Disney’s CEO Bob Iger/Photo: Chip Somodevilla

It is still unknown how much Disney will ask for each subscription to its service and how much the company is actually investing in it. But even though these details are yet to be revealed, it’s fair to wonder if the move ultimately really was the right one to make at a time of fierce competition, and therefore whether or not it is doomed to fail.

A look at Disney’s current online video service, Disney Movies Anywhere, might actually give us a glimpse of what’s coming. Offering the company’s entire movie library, the platform, although not as responsive as most of the top streaming services these days, allows members to purchase any film they want along with all their bonus features (a real plus that Netflix could certainly draw inspiration from!). But owning a Disney movie comes at a price ($19.99 to be exact) and if you consider renting instead, it will still cost you $3.99 each time. Compared to Netflix’s $9.99 and Hulu’s $11.99 monthly unlimited consumption offerings, the company still has a long way to go to make its content attractive and affordable.

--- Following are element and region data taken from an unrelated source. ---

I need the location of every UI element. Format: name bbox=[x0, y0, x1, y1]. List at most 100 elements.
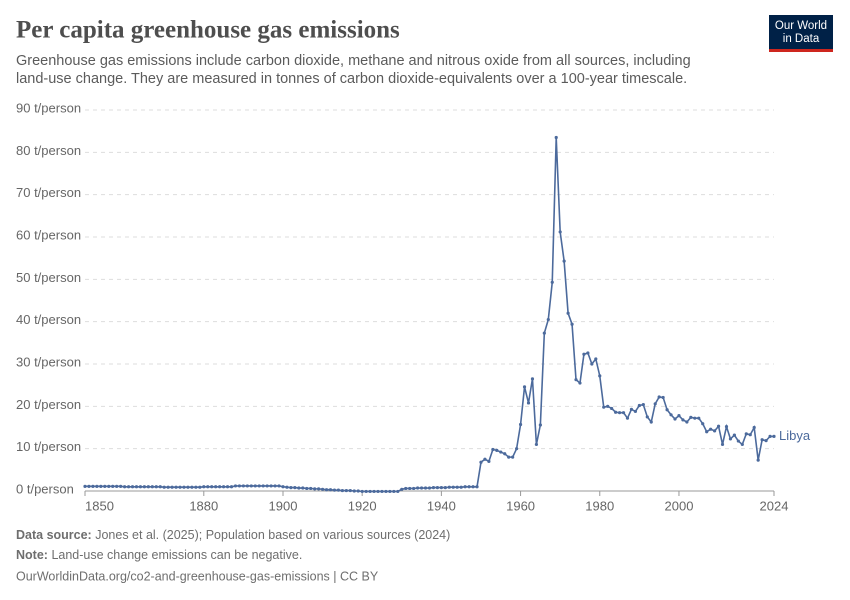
data-point bbox=[534, 442, 539, 447]
data-point bbox=[582, 352, 586, 356]
source-text: Jones et al. (2025); Population based on… bbox=[95, 528, 450, 542]
data-point bbox=[716, 424, 721, 428]
data-point bbox=[368, 489, 372, 494]
data-point bbox=[621, 411, 626, 415]
data-point bbox=[352, 489, 356, 493]
data-point bbox=[158, 485, 162, 489]
data-point bbox=[130, 485, 135, 489]
x-tick-label: 1920 bbox=[348, 498, 377, 513]
data-point bbox=[99, 484, 103, 488]
data-point bbox=[554, 135, 558, 140]
data-point bbox=[221, 485, 226, 489]
data-point bbox=[344, 488, 348, 493]
data-point bbox=[443, 486, 447, 490]
data-point bbox=[558, 230, 562, 234]
data-point bbox=[459, 485, 463, 489]
logo[interactable]: Our World in Data bbox=[769, 15, 833, 52]
y-tick-label: 70 t/person bbox=[16, 185, 81, 200]
data-point bbox=[419, 486, 424, 490]
data-point bbox=[499, 450, 503, 454]
data-point bbox=[645, 415, 649, 419]
data-point bbox=[83, 484, 87, 488]
source: Data source: Jones et al. (2025); Popula… bbox=[16, 528, 450, 542]
data-point bbox=[166, 485, 170, 489]
data-point bbox=[439, 486, 443, 490]
data-point bbox=[669, 413, 673, 417]
x-tick-label: 1960 bbox=[506, 498, 535, 513]
data-point bbox=[297, 486, 301, 490]
data-point bbox=[305, 486, 309, 491]
data-point bbox=[122, 485, 127, 489]
data-point bbox=[491, 447, 495, 452]
data-point bbox=[103, 484, 107, 488]
data-point bbox=[107, 484, 111, 488]
x-tick-label: 1980 bbox=[585, 498, 614, 513]
data-point bbox=[574, 378, 578, 382]
data-point bbox=[178, 485, 182, 489]
data-point bbox=[530, 377, 535, 381]
data-point bbox=[174, 485, 178, 489]
data-point bbox=[515, 447, 519, 451]
data-point bbox=[427, 486, 432, 490]
data-point bbox=[277, 484, 281, 488]
data-point bbox=[309, 486, 313, 491]
data-point bbox=[138, 485, 143, 489]
data-point bbox=[281, 485, 285, 489]
data-point bbox=[689, 415, 693, 419]
y-tick-label: 20 t/person bbox=[16, 397, 81, 412]
data-point bbox=[546, 317, 550, 322]
data-point bbox=[95, 484, 99, 488]
data-point bbox=[487, 459, 491, 463]
data-point bbox=[162, 485, 166, 489]
x-tick-label: 1940 bbox=[427, 498, 456, 513]
data-point bbox=[483, 457, 487, 461]
data-point bbox=[657, 395, 661, 399]
y-tick-label: 10 t/person bbox=[16, 439, 81, 454]
data-point bbox=[194, 485, 198, 489]
series-label: Libya bbox=[779, 428, 811, 443]
data-point bbox=[324, 488, 329, 492]
data-point bbox=[637, 403, 641, 408]
data-point bbox=[578, 381, 582, 385]
data-point bbox=[233, 484, 238, 488]
data-point bbox=[685, 420, 689, 424]
data-point bbox=[641, 403, 645, 407]
data-point bbox=[269, 484, 273, 488]
logo-text: in Data bbox=[783, 33, 820, 45]
data-point bbox=[475, 485, 479, 489]
data-point bbox=[720, 442, 725, 447]
data-point bbox=[455, 485, 459, 489]
data-point bbox=[606, 404, 610, 408]
data-point bbox=[566, 311, 570, 315]
y-tick-label: 0 t/person bbox=[16, 481, 74, 496]
data-point bbox=[285, 485, 289, 489]
logo-bar bbox=[769, 49, 833, 52]
data-point bbox=[202, 485, 206, 489]
chart-title: Per capita greenhouse gas emissions bbox=[16, 17, 400, 44]
data-point bbox=[649, 420, 653, 424]
data-point bbox=[408, 486, 412, 491]
data-point bbox=[142, 485, 146, 489]
data-point bbox=[724, 425, 729, 429]
data-point bbox=[348, 488, 352, 493]
data-point bbox=[412, 486, 416, 491]
data-point bbox=[257, 484, 261, 488]
data-point bbox=[451, 485, 455, 489]
url[interactable]: OurWorldinData.org/co2-and-greenhouse-ga… bbox=[16, 569, 379, 583]
x-tick-label: 1900 bbox=[269, 498, 298, 513]
data-point bbox=[229, 485, 234, 489]
data-point bbox=[170, 485, 174, 489]
data-point bbox=[479, 460, 483, 464]
data-point bbox=[610, 406, 614, 411]
data-point bbox=[740, 442, 744, 447]
data-point bbox=[416, 486, 420, 490]
x-tick-label: 2024 bbox=[760, 498, 789, 513]
data-point bbox=[677, 414, 681, 418]
data-point bbox=[225, 485, 230, 489]
data-point bbox=[320, 487, 325, 491]
logo-text: Our World bbox=[775, 20, 827, 32]
note: Note: Land-use change emissions can be n… bbox=[16, 548, 302, 562]
data-point bbox=[542, 331, 546, 335]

It’s certain that products from the Disney brand, synonym of great quality with an incomparable international popularity, will be expensive. But what the company will need to grasp before deciding to fix lofty prices is that between all the streaming services now on the market, viewers’ resources make their choices more carefully curated. Consequently, only betting on its fame and reputation to make a profit will not be enough for Disney to stand out.

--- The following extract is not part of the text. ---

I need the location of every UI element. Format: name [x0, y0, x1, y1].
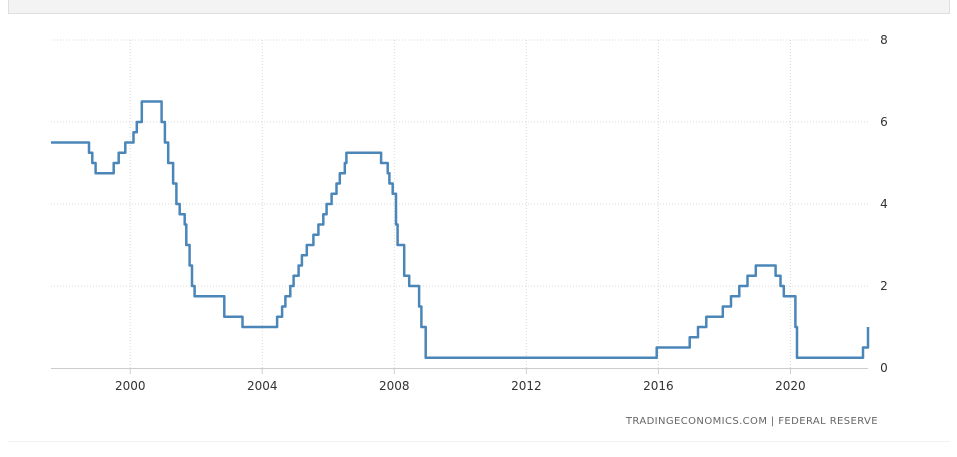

The ‘Disney Movie Anywhere’ platform

After last August’s announcement that Disney will remove its entire library from Netflix, a petition appeared online asking the company to reconsider its decision as it would restrict people’s entertainment choices on a limited budget. The appeal today counts more than 15,000 signatures with a goal of 16,000. “The move might make business sense for Disney, which is eager to get a piece of the streaming pie, but the people who power their business should be taken into account too,” says the petition started on organizing site Care2.

With, in addition, a plan to launch an ESPN standalone streaming service, Disney might well be shooting for the stars here by just offering more for more. A mistake that would, in fact, favor Netflix whose diverse offering could, in comparison, seduce even more, although it doesn’t mean that the currently leading VOD service will not suffer consequences from Disney’s withdrawal, too.

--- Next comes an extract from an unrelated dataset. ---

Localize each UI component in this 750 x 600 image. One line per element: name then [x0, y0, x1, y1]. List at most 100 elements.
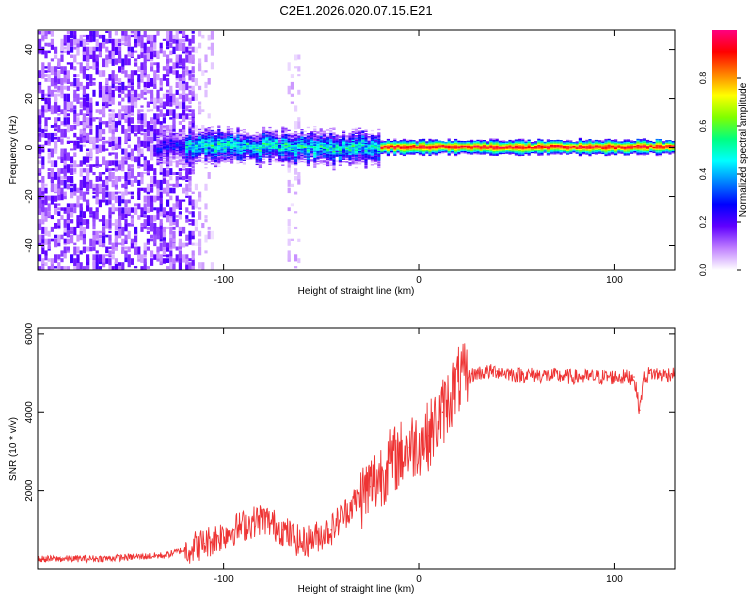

The reason why Netflix could be impacted in the process is that the streaming giant widely depends on movies and TV shows from major entertainment companies despite its original programming. However, having ‘stolen’ Shonda Rhimes from ABC (part of the Disney group) and still competing directly with the giant through agreements with other animation companies like DreamWorks represent good steps towards avoiding a potential collapse – yet, it might not be sufficient in the long run.

“Netflix is at the mercy of content owners and can only secure its future and justify its valuation if it successfully develops compelling, owned, original content,” says a financial analyst from Wedbush. “The fairytale has an unhappy ending.”

Only the future will tell if Disney’s choice will prove to be fruitful or rather a disaster for the company. But in view of the challenge of entering a race that started long ago in a business where diversity is the key, Netflix and Disney might as well be better off sticking together.